I received this message:
expected 'void **' but argument is of type 'char **'
when I tried to compile something similar to this:
void myfree( void **v ) { if( !v || !*v ) return; free( *v ); *v = NULL; return; }
I found that I think this solution after reading this stack overflow question:
Avoid incompatible pointer warnings when working with double direction - Stack Overflow
So I adapted to something like this:
#include <stdio.h> #include <stdlib.h> void myfree( void *x ) { void **v = x; if( !v || !*v ) return; free( *v ); *v = NULL; return; } int main( int argc, char *argv[] ) { char *test; if( ( test = malloc( 1 ) ) ) { printf( "before: %p\n", test ); myfree( &test ); printf( "after: %p\n", test ); } return 0; }
Is this legal C? I'm looking for a pointer to the void, right?
Thanks guys,
EDIT 10/12/2010 16:45 EST:
As stated, free(NULL) is safe and covered by the C standard. Also, as discussed below, my example above is not legal. See Answers in the cafe, Zack's answer and my own answer.

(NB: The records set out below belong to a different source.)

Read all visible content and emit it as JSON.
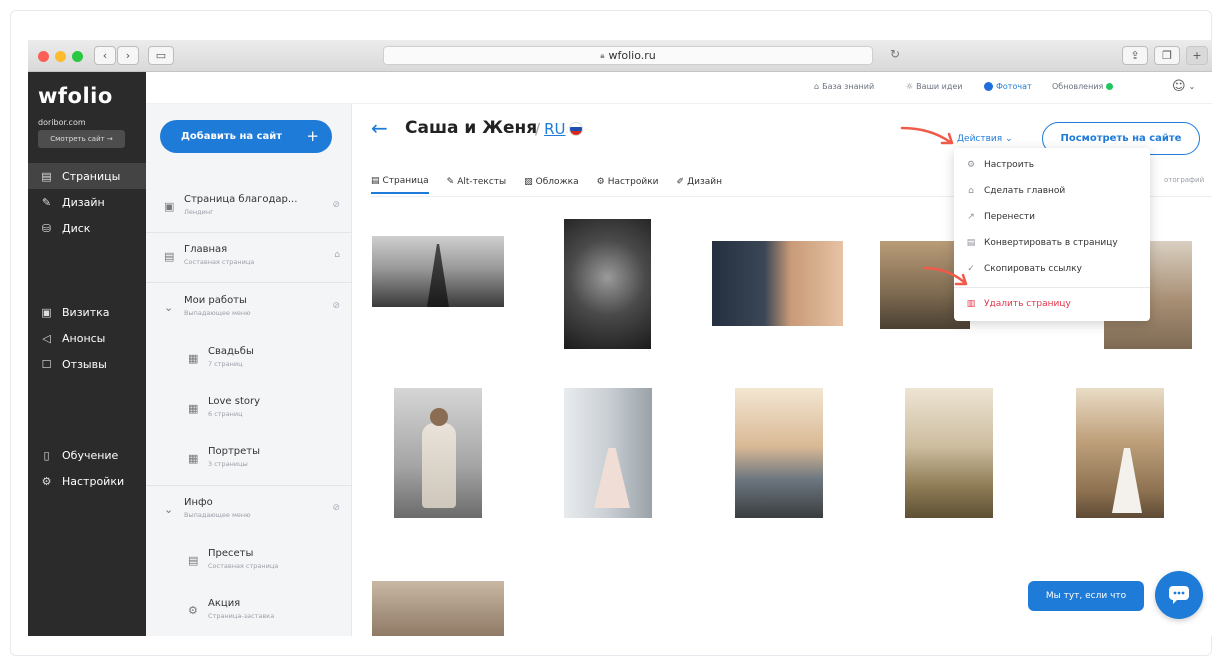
{
  "browser": {
    "url": "wfolio.ru",
    "lock_icon": "lock-icon"
  },
  "sidebar": {
    "logo": "wfolio",
    "domain": "doribor.com",
    "view_site": "Смотреть сайт →",
    "nav": [
      {
        "label": "Страницы",
        "icon": "pages-icon",
        "active": true
      },
      {
        "label": "Дизайн",
        "icon": "brush-icon"
      },
      {
        "label": "Диск",
        "icon": "disk-icon"
      },
      {
        "label": "Визитка",
        "icon": "card-icon"
      },
      {
        "label": "Анонсы",
        "icon": "megaphone-icon"
      },
      {
        "label": "Отзывы",
        "icon": "chat-icon"
      },
      {
        "label": "Обучение",
        "icon": "book-icon"
      },
      {
        "label": "Настройки",
        "icon": "gear-icon"
      }
    ]
  },
  "topbar": {
    "knowledge": "База знаний",
    "ideas": "Ваши идеи",
    "photochat": "Фоточат",
    "updates": "Обновления"
  },
  "pages_panel": {
    "add_button": "Добавить на сайт",
    "items": [
      {
        "title": "Страница благодар...",
        "subtitle": "Лендинг"
      },
      {
        "title": "Главная",
        "subtitle": "Составная страница"
      },
      {
        "title": "Мои работы",
        "subtitle": "Выпадающее меню"
      },
      {
        "title": "Свадьбы",
        "subtitle": "7 страниц"
      },
      {
        "title": "Love story",
        "subtitle": "6 страниц"
      },
      {
        "title": "Портреты",
        "subtitle": "3 страницы"
      },
      {
        "title": "Инфо",
        "subtitle": "Выпадающее меню"
      },
      {
        "title": "Пресеты",
        "subtitle": "Составная страница"
      },
      {
        "title": "Акция",
        "subtitle": "Страница-заставка"
      }
    ]
  },
  "main": {
    "page_title": "Саша и Женя",
    "separator": "/",
    "lang": "RU",
    "actions": "Действия",
    "view_on_site": "Посмотреть на сайте",
    "photos_label": "отографий",
    "tabs": [
      {
        "label": "Страница",
        "icon": "doc-icon"
      },
      {
        "label": "Alt-тексты",
        "icon": "edit-icon"
      },
      {
        "label": "Обложка",
        "icon": "image-icon"
      },
      {
        "label": "Настройки",
        "icon": "gear-icon"
      },
      {
        "label": "Дизайн",
        "icon": "brush-icon"
      }
    ]
  },
  "dropdown": {
    "items": [
      {
        "label": "Настроить",
        "icon": "gear-icon"
      },
      {
        "label": "Сделать главной",
        "icon": "home-icon"
      },
      {
        "label": "Перенести",
        "icon": "move-icon"
      },
      {
        "label": "Конвертировать в страницу",
        "icon": "convert-icon"
      },
      {
        "label": "Скопировать ссылку",
        "icon": "link-icon"
      },
      {
        "label": "Удалить страницу",
        "icon": "trash-icon",
        "danger": true
      }
    ]
  },
  "chat": {
    "pill": "Мы тут, если что"
  },
  "colors": {
    "accent": "#1e7bd8",
    "danger": "#e0364a",
    "arrow": "#f05a4a"
  }
}
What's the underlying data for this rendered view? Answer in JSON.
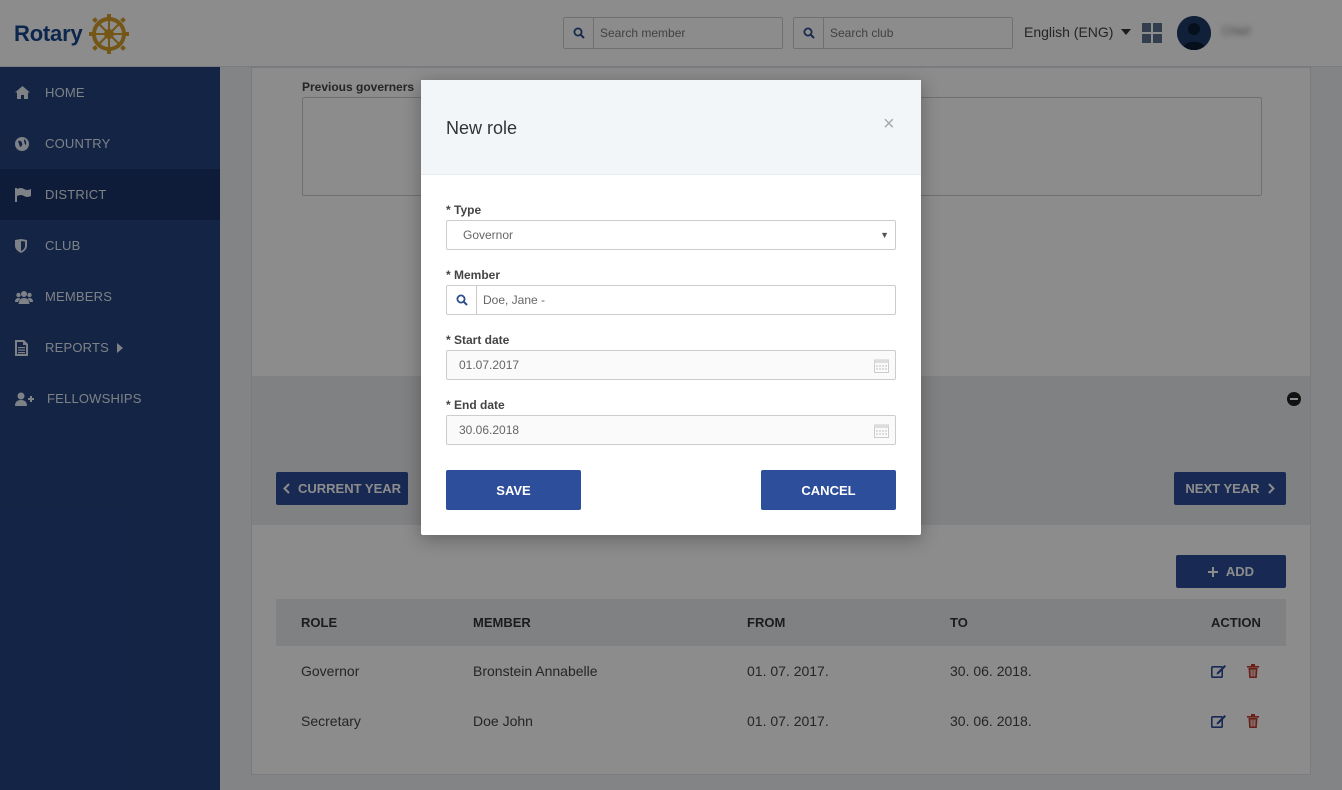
{
  "brand": {
    "name": "Rotary"
  },
  "header": {
    "search_member_placeholder": "Search member",
    "search_club_placeholder": "Search club",
    "language": "English (ENG)",
    "user_name": "Chief"
  },
  "sidebar": {
    "items": [
      {
        "label": "HOME",
        "icon": "home-icon"
      },
      {
        "label": "COUNTRY",
        "icon": "globe-icon"
      },
      {
        "label": "DISTRICT",
        "icon": "flag-icon",
        "active": true
      },
      {
        "label": "CLUB",
        "icon": "shield-icon"
      },
      {
        "label": "MEMBERS",
        "icon": "users-icon"
      },
      {
        "label": "REPORTS",
        "icon": "document-icon",
        "has_submenu": true
      },
      {
        "label": "FELLOWSHIPS",
        "icon": "user-plus-icon"
      }
    ]
  },
  "main": {
    "previous_governors_label": "Previous governers",
    "current_year_label": "CURRENT YEAR",
    "next_year_label": "NEXT YEAR",
    "add_label": "ADD",
    "table": {
      "headers": [
        "ROLE",
        "MEMBER",
        "FROM",
        "TO",
        "ACTION"
      ],
      "rows": [
        {
          "role": "Governor",
          "member": "Bronstein Annabelle",
          "from": "01. 07. 2017.",
          "to": "30. 06. 2018."
        },
        {
          "role": "Secretary",
          "member": "Doe John",
          "from": "01. 07. 2017.",
          "to": "30. 06. 2018."
        }
      ]
    }
  },
  "modal": {
    "title": "New role",
    "close": "×",
    "type_label": "* Type",
    "type_value": "Governor",
    "member_label": "* Member",
    "member_value": "Doe, Jane -",
    "start_label": "* Start date",
    "start_value": "01.07.2017",
    "end_label": "* End date",
    "end_value": "30.06.2018",
    "save_label": "SAVE",
    "cancel_label": "CANCEL"
  },
  "colors": {
    "primary": "#2d4e9a",
    "sidebar": "#23427f",
    "brand_gold": "#d39d2b"
  }
}
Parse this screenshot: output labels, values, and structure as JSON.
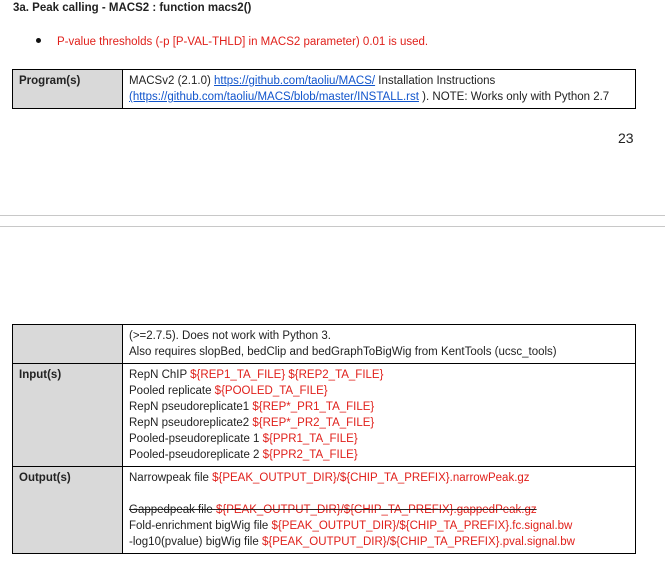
{
  "heading": "3a. Peak calling - MACS2 : function macs2()",
  "bullet": "P-value thresholds (-p [P-VAL-THLD] in MACS2 parameter) 0.01 is used.",
  "program": {
    "label": "Program(s)",
    "prefix": "MACSv2 (2.1.0) ",
    "link1": "https://github.com/taoliu/MACS/",
    "mid": " Installation Instructions",
    "link2": "(https://github.com/taoliu/MACS/blob/master/INSTALL.rst",
    "suffix": " ). NOTE: Works only with Python 2.7"
  },
  "page_number": "23",
  "continued": {
    "line1": "(>=2.7.5). Does not work with Python 3.",
    "line2": "Also requires slopBed, bedClip and bedGraphToBigWig from KentTools (ucsc_tools)"
  },
  "input": {
    "label": "Input(s)",
    "rows": [
      {
        "text": "RepN ChIP ",
        "var": "${REP1_TA_FILE} ${REP2_TA_FILE}"
      },
      {
        "text": "Pooled replicate  ",
        "var": "${POOLED_TA_FILE}"
      },
      {
        "text": "RepN pseudoreplicate1 ",
        "var": "${REP*_PR1_TA_FILE}"
      },
      {
        "text": "RepN pseudoreplicate2  ",
        "var": "${REP*_PR2_TA_FILE}"
      },
      {
        "text": "Pooled-pseudoreplicate 1 ",
        "var": "${PPR1_TA_FILE}"
      },
      {
        "text": "Pooled-pseudoreplicate 2 ",
        "var": "${PPR2_TA_FILE}"
      }
    ]
  },
  "output": {
    "label": "Output(s)",
    "narrow_text": "Narrowpeak file ",
    "narrow_var": "${PEAK_OUTPUT_DIR}/${CHIP_TA_PREFIX}.narrowPeak.gz",
    "gapped_text": "Gappedpeak file ",
    "gapped_var": "${PEAK_OUTPUT_DIR}/${CHIP_TA_PREFIX}.gappedPeak.gz",
    "fc_text": "Fold-enrichment bigWig file ",
    "fc_var": "${PEAK_OUTPUT_DIR}/${CHIP_TA_PREFIX}.fc.signal.bw",
    "pval_text": "-log10(pvalue) bigWig file ",
    "pval_var": "${PEAK_OUTPUT_DIR}/${CHIP_TA_PREFIX}.pval.signal.bw"
  }
}
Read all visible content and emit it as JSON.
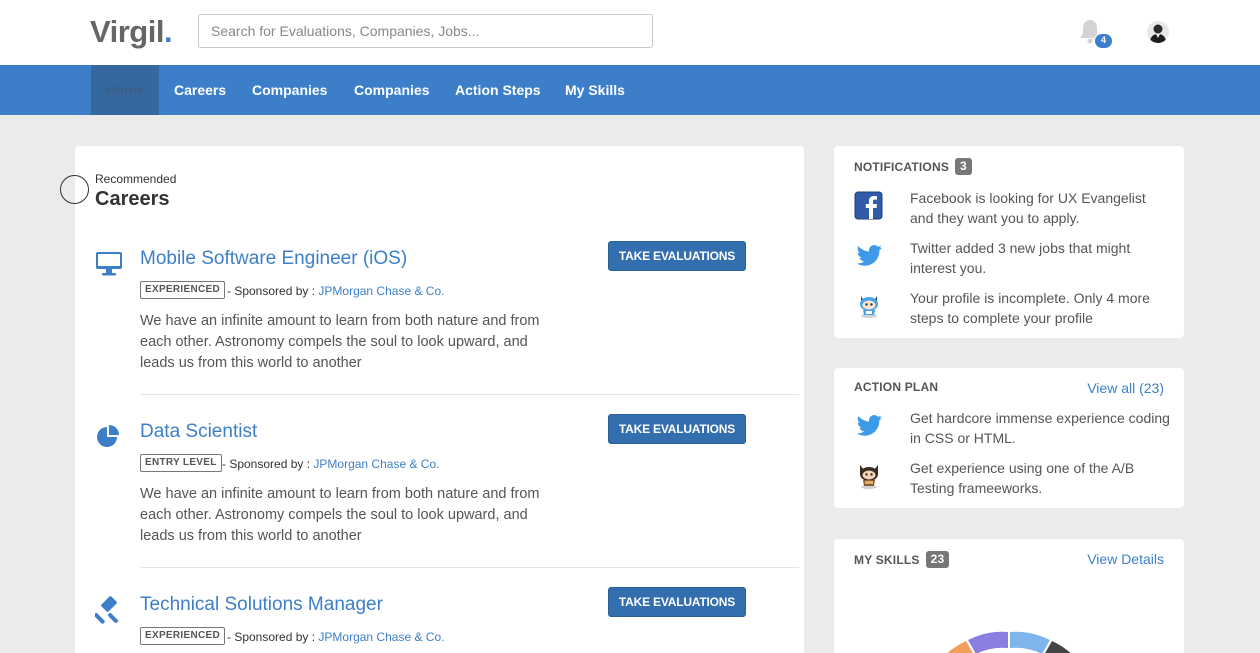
{
  "header": {
    "logo": "Virgil",
    "logo_dot": ".",
    "search_placeholder": "Search for Evaluations, Companies, Jobs...",
    "notification_count": "4"
  },
  "nav": {
    "items": [
      {
        "label": "Home",
        "active": true
      },
      {
        "label": "Careers"
      },
      {
        "label": "Companies"
      },
      {
        "label": "Companies"
      },
      {
        "label": "Action Steps"
      },
      {
        "label": "My Skills"
      }
    ]
  },
  "recommended": {
    "label": "Recommended",
    "title": "Careers",
    "button_label": "TAKE EVALUATIONS",
    "sponsored_prefix": "- Sponsored by :",
    "careers": [
      {
        "icon": "desktop-icon",
        "title": "Mobile Software Engineer (iOS)",
        "level": "EXPERIENCED",
        "sponsor": "JPMorgan Chase & Co.",
        "description": "We have an infinite amount to learn from both nature and from each other. Astronomy compels the soul to look upward, and leads us from this world to another"
      },
      {
        "icon": "pie-chart-icon",
        "title": "Data Scientist",
        "level": "ENTRY LEVEL",
        "sponsor": "JPMorgan Chase & Co.",
        "description": "We have an infinite amount to learn from both nature and from each other. Astronomy compels the soul to look upward, and leads us from this world to another"
      },
      {
        "icon": "gavel-icon",
        "title": "Technical Solutions Manager",
        "level": "EXPERIENCED",
        "sponsor": "JPMorgan Chase & Co.",
        "description": ""
      }
    ]
  },
  "notifications": {
    "title": "NOTIFICATIONS",
    "count": "3",
    "items": [
      {
        "icon": "facebook-icon",
        "text": "Facebook is looking for UX Evangelist and they want you to apply."
      },
      {
        "icon": "twitter-icon",
        "text": "Twitter added 3 new jobs that might interest you."
      },
      {
        "icon": "octocat-icon",
        "text": "Your profile is incomplete. Only 4 more steps to complete your profile"
      }
    ]
  },
  "action_plan": {
    "title": "ACTION PLAN",
    "view_all": "View all (23)",
    "items": [
      {
        "icon": "twitter-icon",
        "text": "Get hardcore immense experience coding in CSS or HTML."
      },
      {
        "icon": "octocat-icon",
        "text": "Get experience using one of the A/B Testing frameeworks."
      }
    ]
  },
  "my_skills": {
    "title": "MY SKILLS",
    "count": "23",
    "view_details": "View Details"
  },
  "colors": {
    "brand_blue": "#3c7fc8",
    "nav_active": "#34689f",
    "button_blue": "#336eae"
  }
}
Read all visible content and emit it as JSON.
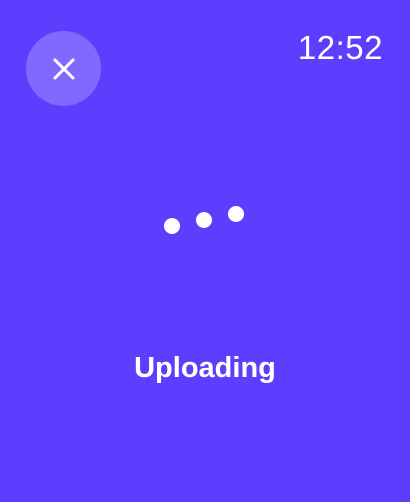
{
  "header": {
    "time": "12:52",
    "close_icon": "close-icon"
  },
  "main": {
    "status_text": "Uploading",
    "loader_icon": "loading-dots-icon"
  },
  "colors": {
    "background": "#5c3ffe",
    "foreground": "#ffffff",
    "close_button_bg": "#ffffff38"
  }
}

Therefore, it will be easier for me to initialize any to-be-malloc'd pointers as NULL, and then later just release () and NULL directly in the code:
free( pointer ); pointer = NULL;
The reason I checked NULL in myfree (), like me, was because of my experience with fclose (). fclose(NULL) may segfault depending on the platform (e.g. xpsp3 msvcrt.dll 7.0.2600.5512), and so I assumed (erroneously) the same thing could happen with free (). I figured out rather than cluttering up my code if I could better implement the function.
Thank you all for a good discussion.